Monday, January 17, 2011

Being Harold Pinter



Tony Kushner maintained an office down the hall from where I work for several years. Our building required each floor to have a certain number of fire wardens and "searchers" in case of emergency, and for some reason, all of these positions were held within our office. As much as I love my colleagues, I wouldn't say that we're actually the sort of people you'd want to leave in charge of other people's safety. That said, we did have a pact that if any emergency did occur, one of us would make sure to go down the hall to save "national treasure Tony Kushner." Now that he's no longer in the building, let's be honest: everyone else is screwed.

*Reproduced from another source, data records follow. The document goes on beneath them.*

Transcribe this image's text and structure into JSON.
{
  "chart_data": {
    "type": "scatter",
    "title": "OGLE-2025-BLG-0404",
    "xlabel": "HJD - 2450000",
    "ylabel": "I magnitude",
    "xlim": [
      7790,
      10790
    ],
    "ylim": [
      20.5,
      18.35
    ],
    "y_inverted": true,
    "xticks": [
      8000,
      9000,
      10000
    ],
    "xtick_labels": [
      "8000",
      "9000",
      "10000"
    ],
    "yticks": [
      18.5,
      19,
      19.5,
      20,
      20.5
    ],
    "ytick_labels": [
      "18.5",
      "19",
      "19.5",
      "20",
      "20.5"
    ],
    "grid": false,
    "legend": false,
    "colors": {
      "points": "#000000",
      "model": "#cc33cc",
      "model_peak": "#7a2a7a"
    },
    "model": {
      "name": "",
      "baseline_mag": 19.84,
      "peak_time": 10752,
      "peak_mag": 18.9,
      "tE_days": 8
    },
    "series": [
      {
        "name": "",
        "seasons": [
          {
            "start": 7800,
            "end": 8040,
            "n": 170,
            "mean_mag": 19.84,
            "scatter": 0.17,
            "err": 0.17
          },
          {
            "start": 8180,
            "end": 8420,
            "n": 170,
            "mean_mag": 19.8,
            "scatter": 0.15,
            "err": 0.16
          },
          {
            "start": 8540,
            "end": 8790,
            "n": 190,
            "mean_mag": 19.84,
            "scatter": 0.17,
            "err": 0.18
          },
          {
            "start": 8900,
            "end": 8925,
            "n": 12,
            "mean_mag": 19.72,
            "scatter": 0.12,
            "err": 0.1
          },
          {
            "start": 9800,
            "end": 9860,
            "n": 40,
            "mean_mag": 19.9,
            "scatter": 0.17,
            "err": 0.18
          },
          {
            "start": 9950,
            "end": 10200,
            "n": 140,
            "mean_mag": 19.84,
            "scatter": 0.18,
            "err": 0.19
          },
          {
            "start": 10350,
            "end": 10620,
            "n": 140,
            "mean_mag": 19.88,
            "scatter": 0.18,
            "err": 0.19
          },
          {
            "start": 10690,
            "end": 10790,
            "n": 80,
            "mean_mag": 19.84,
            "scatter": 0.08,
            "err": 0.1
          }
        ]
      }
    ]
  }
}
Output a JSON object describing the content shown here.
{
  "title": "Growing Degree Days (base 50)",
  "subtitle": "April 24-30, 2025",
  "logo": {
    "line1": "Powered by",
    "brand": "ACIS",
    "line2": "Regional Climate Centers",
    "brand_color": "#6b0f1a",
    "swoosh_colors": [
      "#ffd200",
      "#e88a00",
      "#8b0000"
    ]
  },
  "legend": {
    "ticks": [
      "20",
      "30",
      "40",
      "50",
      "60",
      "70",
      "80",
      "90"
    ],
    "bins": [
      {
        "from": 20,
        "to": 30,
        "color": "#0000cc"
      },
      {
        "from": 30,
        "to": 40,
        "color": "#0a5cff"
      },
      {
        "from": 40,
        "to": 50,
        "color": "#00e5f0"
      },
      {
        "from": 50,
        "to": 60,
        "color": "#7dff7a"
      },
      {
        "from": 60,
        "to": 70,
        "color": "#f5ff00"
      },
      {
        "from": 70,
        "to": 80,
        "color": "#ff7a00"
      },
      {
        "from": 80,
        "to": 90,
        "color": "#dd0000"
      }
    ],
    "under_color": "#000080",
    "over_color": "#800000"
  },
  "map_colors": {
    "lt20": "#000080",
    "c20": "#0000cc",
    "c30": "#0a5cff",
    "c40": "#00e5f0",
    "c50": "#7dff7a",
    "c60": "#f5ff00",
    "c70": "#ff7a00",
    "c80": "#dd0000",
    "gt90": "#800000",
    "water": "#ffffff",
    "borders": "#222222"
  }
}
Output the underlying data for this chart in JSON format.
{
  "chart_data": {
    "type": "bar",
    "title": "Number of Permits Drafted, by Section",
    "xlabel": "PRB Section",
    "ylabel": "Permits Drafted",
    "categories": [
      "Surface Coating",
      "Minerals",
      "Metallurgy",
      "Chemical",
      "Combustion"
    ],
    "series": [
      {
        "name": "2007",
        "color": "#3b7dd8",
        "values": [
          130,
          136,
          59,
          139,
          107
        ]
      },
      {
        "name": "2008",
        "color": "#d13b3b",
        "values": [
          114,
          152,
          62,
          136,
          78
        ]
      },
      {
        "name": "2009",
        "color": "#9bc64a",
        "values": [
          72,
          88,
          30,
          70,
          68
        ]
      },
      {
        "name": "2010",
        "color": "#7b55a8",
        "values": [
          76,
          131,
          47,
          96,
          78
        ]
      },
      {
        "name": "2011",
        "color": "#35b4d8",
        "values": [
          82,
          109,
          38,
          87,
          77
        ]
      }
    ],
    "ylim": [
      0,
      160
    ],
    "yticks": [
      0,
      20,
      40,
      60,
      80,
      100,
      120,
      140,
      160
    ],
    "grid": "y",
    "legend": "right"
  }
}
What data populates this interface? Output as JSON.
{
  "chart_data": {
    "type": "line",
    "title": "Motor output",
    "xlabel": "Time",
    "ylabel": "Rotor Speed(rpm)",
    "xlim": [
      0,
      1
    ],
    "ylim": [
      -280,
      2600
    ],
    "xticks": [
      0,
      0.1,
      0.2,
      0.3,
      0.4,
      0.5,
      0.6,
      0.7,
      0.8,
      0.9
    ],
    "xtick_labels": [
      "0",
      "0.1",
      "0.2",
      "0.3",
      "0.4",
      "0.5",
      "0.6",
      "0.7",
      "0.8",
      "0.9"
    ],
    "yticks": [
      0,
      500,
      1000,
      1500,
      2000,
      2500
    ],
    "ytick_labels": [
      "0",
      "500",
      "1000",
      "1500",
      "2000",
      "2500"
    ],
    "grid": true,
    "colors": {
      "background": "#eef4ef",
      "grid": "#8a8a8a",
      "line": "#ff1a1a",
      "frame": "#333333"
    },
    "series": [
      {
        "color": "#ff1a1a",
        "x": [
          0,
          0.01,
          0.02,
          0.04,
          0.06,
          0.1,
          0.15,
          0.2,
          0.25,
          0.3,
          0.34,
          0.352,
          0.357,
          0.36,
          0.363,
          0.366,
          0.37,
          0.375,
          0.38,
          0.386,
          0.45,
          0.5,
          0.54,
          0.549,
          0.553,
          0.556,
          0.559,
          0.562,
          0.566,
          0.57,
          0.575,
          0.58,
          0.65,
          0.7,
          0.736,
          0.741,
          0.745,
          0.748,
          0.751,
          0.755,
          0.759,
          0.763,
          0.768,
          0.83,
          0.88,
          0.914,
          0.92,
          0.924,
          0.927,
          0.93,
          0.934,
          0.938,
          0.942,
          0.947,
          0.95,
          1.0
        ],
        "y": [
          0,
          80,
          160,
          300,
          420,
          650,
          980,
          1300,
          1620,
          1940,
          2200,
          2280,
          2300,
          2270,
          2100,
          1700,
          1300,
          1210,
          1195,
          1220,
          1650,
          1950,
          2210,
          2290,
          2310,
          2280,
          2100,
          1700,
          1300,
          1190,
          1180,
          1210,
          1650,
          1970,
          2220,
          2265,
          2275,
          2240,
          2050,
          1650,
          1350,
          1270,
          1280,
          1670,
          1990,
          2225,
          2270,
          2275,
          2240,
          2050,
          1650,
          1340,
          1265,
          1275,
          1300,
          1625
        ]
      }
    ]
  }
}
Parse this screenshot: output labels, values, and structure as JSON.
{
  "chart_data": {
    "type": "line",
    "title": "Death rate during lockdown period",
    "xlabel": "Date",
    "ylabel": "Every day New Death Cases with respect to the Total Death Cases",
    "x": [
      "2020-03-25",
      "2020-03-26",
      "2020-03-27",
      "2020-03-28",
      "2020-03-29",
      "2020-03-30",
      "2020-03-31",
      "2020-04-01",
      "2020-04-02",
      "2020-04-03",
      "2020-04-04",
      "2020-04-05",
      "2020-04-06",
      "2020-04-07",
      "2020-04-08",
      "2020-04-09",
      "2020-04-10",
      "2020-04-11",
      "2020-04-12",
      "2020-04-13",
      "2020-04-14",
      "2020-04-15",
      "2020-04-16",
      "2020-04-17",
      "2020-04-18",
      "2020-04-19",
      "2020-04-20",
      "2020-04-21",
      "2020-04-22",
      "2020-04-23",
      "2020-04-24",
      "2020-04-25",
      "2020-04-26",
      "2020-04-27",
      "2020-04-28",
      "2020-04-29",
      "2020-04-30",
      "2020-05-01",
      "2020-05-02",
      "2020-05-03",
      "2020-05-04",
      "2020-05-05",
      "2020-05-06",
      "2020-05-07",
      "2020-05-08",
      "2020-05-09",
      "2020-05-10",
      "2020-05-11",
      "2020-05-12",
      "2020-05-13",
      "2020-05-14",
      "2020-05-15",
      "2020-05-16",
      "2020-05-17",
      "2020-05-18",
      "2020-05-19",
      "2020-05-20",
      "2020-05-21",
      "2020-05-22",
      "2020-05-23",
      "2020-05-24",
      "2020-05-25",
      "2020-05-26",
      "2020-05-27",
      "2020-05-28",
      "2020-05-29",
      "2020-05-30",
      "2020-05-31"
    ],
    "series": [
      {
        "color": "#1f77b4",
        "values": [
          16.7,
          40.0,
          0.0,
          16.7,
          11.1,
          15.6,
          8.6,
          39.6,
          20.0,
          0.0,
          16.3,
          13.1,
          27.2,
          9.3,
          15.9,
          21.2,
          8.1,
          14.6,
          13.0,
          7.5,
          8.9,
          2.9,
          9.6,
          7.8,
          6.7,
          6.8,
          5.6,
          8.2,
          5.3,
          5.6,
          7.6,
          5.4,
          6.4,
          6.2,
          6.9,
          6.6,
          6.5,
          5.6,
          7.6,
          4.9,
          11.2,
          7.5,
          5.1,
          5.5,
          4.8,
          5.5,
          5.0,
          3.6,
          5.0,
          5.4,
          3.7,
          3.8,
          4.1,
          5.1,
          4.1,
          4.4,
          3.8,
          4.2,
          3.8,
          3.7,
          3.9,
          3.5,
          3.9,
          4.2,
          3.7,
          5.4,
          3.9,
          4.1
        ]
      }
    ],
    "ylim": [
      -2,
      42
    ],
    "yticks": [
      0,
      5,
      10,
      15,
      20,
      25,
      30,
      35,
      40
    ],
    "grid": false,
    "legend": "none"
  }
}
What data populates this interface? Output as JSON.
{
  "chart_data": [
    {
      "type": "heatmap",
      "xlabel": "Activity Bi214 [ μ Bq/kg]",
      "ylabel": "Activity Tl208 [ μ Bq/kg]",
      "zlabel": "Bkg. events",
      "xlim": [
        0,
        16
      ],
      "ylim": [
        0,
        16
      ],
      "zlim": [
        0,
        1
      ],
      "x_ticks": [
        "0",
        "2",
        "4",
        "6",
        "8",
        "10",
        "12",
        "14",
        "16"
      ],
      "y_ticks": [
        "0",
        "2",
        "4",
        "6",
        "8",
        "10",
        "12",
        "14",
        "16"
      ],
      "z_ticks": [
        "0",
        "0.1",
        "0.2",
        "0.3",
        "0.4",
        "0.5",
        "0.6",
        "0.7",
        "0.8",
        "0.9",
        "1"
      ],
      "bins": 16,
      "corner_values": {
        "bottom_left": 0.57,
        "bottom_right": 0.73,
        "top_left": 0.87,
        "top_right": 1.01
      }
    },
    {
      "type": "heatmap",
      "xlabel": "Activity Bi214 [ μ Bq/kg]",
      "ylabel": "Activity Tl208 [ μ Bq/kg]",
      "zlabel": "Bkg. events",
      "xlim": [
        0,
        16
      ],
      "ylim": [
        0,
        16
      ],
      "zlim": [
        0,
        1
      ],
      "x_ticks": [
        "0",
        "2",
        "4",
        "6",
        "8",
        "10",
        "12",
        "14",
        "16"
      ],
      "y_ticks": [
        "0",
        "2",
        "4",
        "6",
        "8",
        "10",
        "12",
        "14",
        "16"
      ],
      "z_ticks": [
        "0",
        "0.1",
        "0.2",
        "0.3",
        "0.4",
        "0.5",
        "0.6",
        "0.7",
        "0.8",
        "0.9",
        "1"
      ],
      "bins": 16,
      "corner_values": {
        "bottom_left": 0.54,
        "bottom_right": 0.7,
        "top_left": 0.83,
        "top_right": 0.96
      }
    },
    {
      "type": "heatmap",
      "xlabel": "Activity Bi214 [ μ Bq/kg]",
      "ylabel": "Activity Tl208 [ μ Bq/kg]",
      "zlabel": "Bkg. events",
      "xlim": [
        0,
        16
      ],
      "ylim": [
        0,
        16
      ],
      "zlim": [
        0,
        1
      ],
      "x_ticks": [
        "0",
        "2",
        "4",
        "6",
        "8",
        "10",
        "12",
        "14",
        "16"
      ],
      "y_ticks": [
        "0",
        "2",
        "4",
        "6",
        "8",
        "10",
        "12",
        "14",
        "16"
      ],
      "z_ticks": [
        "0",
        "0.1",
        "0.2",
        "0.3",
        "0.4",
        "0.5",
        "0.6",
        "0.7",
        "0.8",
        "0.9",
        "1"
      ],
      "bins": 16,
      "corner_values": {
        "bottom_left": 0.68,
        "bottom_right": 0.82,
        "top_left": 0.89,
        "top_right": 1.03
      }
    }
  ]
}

This has little to do with the performance I saw tonight beyond the fact that Tony cohosted a presentation at the Public Theater, with Tom Stoppard, of the Belarus Free Theater's production of Being Harold Pinter. Here's some backstory: after massive political unrest led to members of the company being arrested for oppositional points of view, the members had to sneak out of the country to make it to the States to perform this work, a mash-up of Harold Pinter's Nobel Prize speech, excerpts from his plays, and interviews with Belarusian political prisoners. The two week run sold out before I got tickets, so I scoured the internet to try to snag one. When the Public Theater announced a special encore performance, I was determined to see it, cost be damned. Then I saw that the $50 and $100 tickets sold out (it was a benefit). Remaining seats? $500. Um...no. Long story short(er), I eventually got a $50 seat.

Confession: I've never really understood Pinter. I read his plays back when I was a Dramatic Literature student (before dropping that major because the lighting class demanded WAY too many hours, and why did I need to take a lighting class anyway?); I saw The Homecoming on Broadway. What I read? What I saw? Baffled me. My reaction in short: What the huh?

So...you know what's more confusing than a Harold Pinter play? Harold Pinter...in Russian. And Belarusian. Okay, yes, there were supertitles, but as I ping-ponged between them and the action of the play, I occasionally got very, very lost. At least unlike the schmuck next to me, I didn't fall asleep on anyone (he's lucky he didn't drool).

No, I didn't understand it all. But there were moments of incredible power, particularly in the last third of the play which explored the politics of torture and was the most cogent and coherent piece of the evening, at least for me. A man is stripped and tortured for unnamed crimes. His wife is brought in, and we learn she has been brutally raped. His seven-year-old son is questioned. When the original prisoner is told he can leave, he is given his own clothes to put back on...and his son's shoes. It's an excruciating moment, made all the more painful by the knowledge that the people on stage are legitimately at risk, that their families are broken up by their decision to speak out, and that they can not go back and perform there without risking a similar fate.

In an odd turn (and presumably to give people who paid benefit prices some star quality), a small section of the play was performed in English by the likes of Mandy Patinkin, Lou Reed, Kevin Kline, and other luminaries, most of whom conveyed gravitas by speaking too quietly to hear them in a theater that only had seven rows. I wanted to shout, "Speak UP, national treasure Olympia Dukakis!"

It was a strange evening--poorly organized since it was put together in 9 days and difficult and dense. But being able to step back and watch people for whom the act of conveying their own truth is a literal act of revolution...it was blisteringly sad and immensely moving, and it made me feel so, so small. If only national treasure Tony Kushner was still down the hall, maybe he could have explained the finer points to me.